Categories: HAPPA Facts, Latest News828 words3.2 min read

Equine pregnancy No Nonsense Facts


March 1, 2016



Signs that your mare is close to foaling

  • Waxing of the teats and dripping milk, more commonly known as ‘bagging up’. The area behind the teats swells ready for milk production. Most mares will begin to “bag up” in the last month to month and a half of gestation. Still, none of these indicators are absolute. Remember that mares approach foaling in their own individual ways. Some do not bag up at all, while others will produce copious amounts of milk and may even leak milk for days before the foal is born. Some mares will wax and others will not.
  • Relaxation and elongation of the vulva and softening of the muscles around the tail head, there will be an obvious softening to touch.
  • Behavioural Changes; Sometimes a simple change such as standing in a different corner of the stable may be a sign that stage one of labour is beginning for that particular mare.

Evaluate all the signs before deciding if your mare is close to foaling, remember if in doubt seek veterinary advice.
What to do to prepare your mare for foaling.
The average gestation of the horse is 342 days but 1 % of mares go the full 365 days. Labour and delivery, while momentous, are generally uneventful. Most mares prefer to foal at night in privacy.
Before the mare foals it is a good idea to be prepared;

  1. Clean and disinfect the stable area as thoroughly as possible.


  1. Provide adequate bedding, shavings are not ideal in a foaling box due to the small chippings posing a risk of inhalation. Make sure the mare has a large straw bed (you can use shavings as a base to soak up moisture is you wish).


  1. Make sure there are no sharp protruding edges in the foaling box that could cause injury to the unsteady new arrival.


  1. Wash the mare’s vulva and hindquarters with mild soap and rinse thoroughly before foaling, if safe to do so.


  1. Wrap the mare’s tail with a clean tail bandage, when you observe the first stages of labour, if safe to do so. Be sure that the wrap is not applied to tightly of left on for too long.


  1. Keep a watch or clock on hand so you can time each stage of labour. The watch will help you keep accurate track of the mare’s progress during labour. Keep a record of when each stage has been completed.

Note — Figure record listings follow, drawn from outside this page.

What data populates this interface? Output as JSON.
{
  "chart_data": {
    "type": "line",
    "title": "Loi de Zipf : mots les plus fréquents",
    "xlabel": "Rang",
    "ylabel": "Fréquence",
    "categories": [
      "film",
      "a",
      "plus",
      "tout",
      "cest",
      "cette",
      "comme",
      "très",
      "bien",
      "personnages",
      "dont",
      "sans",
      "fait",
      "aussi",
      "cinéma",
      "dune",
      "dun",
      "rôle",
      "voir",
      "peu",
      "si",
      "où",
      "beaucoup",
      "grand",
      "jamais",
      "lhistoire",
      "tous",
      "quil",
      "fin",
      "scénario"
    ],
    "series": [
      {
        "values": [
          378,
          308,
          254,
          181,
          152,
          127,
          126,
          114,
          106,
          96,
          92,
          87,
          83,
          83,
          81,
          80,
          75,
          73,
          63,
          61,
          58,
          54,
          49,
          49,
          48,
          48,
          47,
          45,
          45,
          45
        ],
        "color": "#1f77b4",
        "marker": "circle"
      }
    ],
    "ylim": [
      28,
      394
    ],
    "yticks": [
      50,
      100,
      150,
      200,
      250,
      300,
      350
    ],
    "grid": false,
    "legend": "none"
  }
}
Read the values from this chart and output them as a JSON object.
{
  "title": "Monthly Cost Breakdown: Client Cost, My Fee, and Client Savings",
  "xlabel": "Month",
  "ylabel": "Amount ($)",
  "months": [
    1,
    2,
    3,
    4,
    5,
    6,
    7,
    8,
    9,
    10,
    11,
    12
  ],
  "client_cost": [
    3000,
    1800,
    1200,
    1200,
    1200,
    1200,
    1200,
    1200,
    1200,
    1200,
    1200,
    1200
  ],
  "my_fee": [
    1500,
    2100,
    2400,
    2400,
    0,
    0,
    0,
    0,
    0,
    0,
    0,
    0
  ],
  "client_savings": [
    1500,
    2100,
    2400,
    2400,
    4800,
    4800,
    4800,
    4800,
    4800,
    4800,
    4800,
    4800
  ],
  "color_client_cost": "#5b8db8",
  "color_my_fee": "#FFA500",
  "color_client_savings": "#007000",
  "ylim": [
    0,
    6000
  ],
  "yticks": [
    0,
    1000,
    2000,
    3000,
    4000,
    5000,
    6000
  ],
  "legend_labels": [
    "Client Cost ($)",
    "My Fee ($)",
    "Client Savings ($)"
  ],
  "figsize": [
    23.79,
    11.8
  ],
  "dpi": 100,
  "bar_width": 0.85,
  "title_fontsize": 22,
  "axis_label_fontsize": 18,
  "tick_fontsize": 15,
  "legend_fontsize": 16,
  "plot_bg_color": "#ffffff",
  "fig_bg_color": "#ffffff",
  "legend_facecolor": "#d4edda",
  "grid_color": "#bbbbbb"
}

  1. The person present when the mare is foaling should be a quiet observer and stay out of the stable, a mobile phone with the veterinarian’s number should be close at hand.

Labour in equines
Labour is divided into three stages:-
Stage 1
This begins with the initiation of uterine contractions. Mares may go down and get up repeatedly, sweat and appear uncomfortable; this is when the foal is moving into the normal birth position. Keep the stable as quiet as possible and try to have minimal disruptions to the mare during this time, if the mare is disrupted too much they can delay progressing to Stage 2.
Stage 2
This is signalled by the rupture of the fetal membranes (waters breaking), during Stage 2 the mare may get up and down during delivery. This is normal; mares usually deliver lying down on their side with delivery occurring 20-30 minutes after the membranes have ruptured. Occasionally the mare will actually stand up after being down and the foal is ‘’dropped’’ out with the mare standing up. If you observe red velvet membranes appearing at this stage (red bag) contact your Veterinary Surgeon as a matter of urgency.
The foal’s forelegs will present themselves first with one leg in front of the other covered with a white membrane. The muzzle will appear when the forelegs are 5-7 inches past the mare’s vulva. Make sure to remove any membranes covering the foal’s nose (if safe to do so), so that the foal is able to breath without obstruction. The shoulders are the widest part of the foal and are the most difficult to pass, the rest of the body quickly follows. If 10 minutes of strenuous stage 2 of labour fails to advance the foal to the next stage or further into the birth canal, or the foal is in an abnormal position, call your Veterinary Surgeon for assistance.
When labour has finished let the mare and foal lay quietly DO NOT CUT THE AMBILICUS, when the mare decides to get up it will tear on its own.
Stage 3
This involves the expulsion of the placenta and should be completed within  four hours. You must save the placenta for the Veterinary Surgeon to examine; this will ensure that the entire placenta has been passed. Put the placenta in a clean feed bag ready for examination.
HAPPA strongly advises that you seek veterinary advice throughout The 3 Stages of Labour.